SSDP and Health Ed to open new drug education center

Tuesday, March 15, 2005

Students for Sensible Drug Policy and Brown Health Education are combining their efforts to create a student-run Drug Education Center for Brown students. The center, which will open later this semester, will provide students with information on the effects of drug use and referrals to drug abuse counseling services.

The impetus for the center came from SSDP, said Trevor Stutz ’07, president of SSDP. “I think it’s important for people to look at drugs objectively and look at why they’re using them and what they’re using,” Stutz said. “We don’t want people just relying on their friends’ experiences and maybe some government Web site” for information about drug use.

The center is intended to serve as a safe and confidential space where students can go to ask questions about drug use and receive accurate, scientifically-based information. Resources will be offered with information about the effects of a wide variety of drugs and substances, including marijuana, tobacco, prescription drugs, alcohol and caffeine.

The center represents a new approach to drug education because it is student-run. Frances Mantak, director of Health Education, and SSDP hope the center will be an effective and worthwhile resource because students will feel more comfortable talking to their peers about drug use rather than to adult professionals.

“After DARE (and other government-sponsored drug education programs), people have mistrust of information (about drug use) coming out of institutions,” Stutz said.

The Brown Drug Education Center is being modeled after the Drug Resource Center at the University of California, Berkeley, which was started a few years ago and has proven successful.

Both Mantak and Stutz emphasized that the center is not to promote drug use or provide counseling services.
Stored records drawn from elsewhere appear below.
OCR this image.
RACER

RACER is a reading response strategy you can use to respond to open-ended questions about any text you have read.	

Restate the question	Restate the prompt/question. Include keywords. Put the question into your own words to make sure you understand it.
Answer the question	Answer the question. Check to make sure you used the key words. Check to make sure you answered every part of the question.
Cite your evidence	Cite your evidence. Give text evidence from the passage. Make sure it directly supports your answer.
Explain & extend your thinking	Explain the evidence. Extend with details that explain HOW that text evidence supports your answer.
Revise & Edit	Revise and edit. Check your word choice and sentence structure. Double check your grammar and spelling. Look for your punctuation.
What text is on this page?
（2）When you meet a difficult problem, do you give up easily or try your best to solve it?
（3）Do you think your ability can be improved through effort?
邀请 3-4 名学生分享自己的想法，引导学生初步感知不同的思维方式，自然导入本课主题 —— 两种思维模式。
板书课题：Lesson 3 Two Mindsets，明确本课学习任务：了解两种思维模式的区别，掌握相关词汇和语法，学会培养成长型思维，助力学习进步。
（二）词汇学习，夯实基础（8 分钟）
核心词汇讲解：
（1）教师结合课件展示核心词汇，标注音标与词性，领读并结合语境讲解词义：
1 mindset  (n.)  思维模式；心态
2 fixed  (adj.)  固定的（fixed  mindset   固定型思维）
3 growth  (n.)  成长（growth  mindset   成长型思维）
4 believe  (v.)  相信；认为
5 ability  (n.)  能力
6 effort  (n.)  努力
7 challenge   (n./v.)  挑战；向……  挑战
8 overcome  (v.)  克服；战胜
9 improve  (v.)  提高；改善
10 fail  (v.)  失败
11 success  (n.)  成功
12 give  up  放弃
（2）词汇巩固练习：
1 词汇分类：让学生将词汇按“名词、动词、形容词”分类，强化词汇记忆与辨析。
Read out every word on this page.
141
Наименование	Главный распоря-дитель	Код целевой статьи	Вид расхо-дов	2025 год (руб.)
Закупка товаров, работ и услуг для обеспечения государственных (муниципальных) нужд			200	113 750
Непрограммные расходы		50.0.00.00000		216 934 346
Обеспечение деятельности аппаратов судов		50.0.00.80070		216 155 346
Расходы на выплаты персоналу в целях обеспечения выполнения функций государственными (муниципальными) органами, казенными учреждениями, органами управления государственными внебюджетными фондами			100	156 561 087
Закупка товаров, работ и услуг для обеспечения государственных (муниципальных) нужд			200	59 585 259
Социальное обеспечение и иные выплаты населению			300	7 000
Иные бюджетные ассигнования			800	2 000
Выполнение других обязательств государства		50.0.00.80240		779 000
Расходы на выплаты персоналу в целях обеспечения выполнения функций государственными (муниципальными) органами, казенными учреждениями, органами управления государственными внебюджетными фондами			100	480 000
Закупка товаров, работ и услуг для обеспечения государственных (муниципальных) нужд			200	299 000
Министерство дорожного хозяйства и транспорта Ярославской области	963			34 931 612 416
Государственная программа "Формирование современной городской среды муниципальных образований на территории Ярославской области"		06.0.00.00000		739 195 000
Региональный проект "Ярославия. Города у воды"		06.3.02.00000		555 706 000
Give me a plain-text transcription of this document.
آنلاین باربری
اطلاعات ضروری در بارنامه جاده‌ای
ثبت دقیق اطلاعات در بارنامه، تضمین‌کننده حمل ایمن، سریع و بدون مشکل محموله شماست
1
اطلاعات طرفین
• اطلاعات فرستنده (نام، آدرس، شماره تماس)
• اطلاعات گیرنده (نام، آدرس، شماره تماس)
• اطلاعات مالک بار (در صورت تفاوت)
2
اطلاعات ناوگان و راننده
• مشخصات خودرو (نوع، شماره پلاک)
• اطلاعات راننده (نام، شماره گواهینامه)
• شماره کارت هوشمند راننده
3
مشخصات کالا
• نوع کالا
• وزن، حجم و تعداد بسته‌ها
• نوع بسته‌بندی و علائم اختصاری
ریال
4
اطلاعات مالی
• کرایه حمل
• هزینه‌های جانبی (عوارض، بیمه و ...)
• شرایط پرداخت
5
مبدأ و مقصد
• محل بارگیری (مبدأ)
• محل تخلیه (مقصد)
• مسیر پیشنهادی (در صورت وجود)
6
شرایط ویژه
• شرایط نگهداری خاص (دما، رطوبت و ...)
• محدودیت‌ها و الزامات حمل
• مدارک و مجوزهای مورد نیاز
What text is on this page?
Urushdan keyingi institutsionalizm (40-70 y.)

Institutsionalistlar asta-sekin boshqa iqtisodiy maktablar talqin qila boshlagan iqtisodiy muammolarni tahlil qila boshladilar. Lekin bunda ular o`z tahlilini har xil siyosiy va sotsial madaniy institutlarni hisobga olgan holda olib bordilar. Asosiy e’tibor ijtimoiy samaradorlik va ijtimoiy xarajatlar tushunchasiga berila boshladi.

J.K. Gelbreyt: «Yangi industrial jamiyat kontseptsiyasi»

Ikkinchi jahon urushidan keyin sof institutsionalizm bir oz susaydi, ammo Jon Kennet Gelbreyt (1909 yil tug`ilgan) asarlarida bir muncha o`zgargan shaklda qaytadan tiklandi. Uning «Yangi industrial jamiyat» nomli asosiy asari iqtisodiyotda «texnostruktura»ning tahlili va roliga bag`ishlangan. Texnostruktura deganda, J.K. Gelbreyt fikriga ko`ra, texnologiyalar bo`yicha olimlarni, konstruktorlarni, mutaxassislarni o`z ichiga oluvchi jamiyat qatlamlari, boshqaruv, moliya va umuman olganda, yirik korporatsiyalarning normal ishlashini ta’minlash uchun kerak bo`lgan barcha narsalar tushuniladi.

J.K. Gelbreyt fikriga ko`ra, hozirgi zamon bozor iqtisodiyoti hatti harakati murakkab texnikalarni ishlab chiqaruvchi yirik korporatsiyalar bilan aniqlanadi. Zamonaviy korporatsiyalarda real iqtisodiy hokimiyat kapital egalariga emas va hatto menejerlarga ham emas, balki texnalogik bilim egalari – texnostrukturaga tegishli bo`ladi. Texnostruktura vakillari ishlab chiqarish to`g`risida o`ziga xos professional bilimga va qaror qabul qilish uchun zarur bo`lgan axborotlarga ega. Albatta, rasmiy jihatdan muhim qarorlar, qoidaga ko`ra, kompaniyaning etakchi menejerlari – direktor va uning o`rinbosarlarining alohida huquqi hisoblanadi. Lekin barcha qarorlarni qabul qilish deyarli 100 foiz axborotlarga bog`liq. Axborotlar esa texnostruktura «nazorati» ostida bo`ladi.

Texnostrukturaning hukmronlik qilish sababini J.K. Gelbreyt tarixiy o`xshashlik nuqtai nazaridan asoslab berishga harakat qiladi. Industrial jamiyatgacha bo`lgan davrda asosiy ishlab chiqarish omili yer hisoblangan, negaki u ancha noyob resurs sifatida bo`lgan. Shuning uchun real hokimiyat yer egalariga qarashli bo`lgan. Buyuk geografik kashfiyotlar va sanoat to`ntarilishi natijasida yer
If students wish to speak to a professional about their drug use, volunteers at the center will be able to provide them with referrals both within and outside of the University.

Trained and experienced volunteers will run the center with a system of walk-in hours a few days a week. Most of the volunteers will have prior experience in peer counseling in programs such as the residential counseling program.

SSDP and Health Education are currently in the process of training student volunteers and working out the logistics of the center, including issues surrounding liability and confidentiality. The center, which will be located in Faunce House, is expected to open sometime this semester, although the exact date is uncertain.

While the Drug Education Center is fully supported and has been approved by the University, it will not receive specific funding because most of the resources already exist within the University and it will be staffed by volunteers.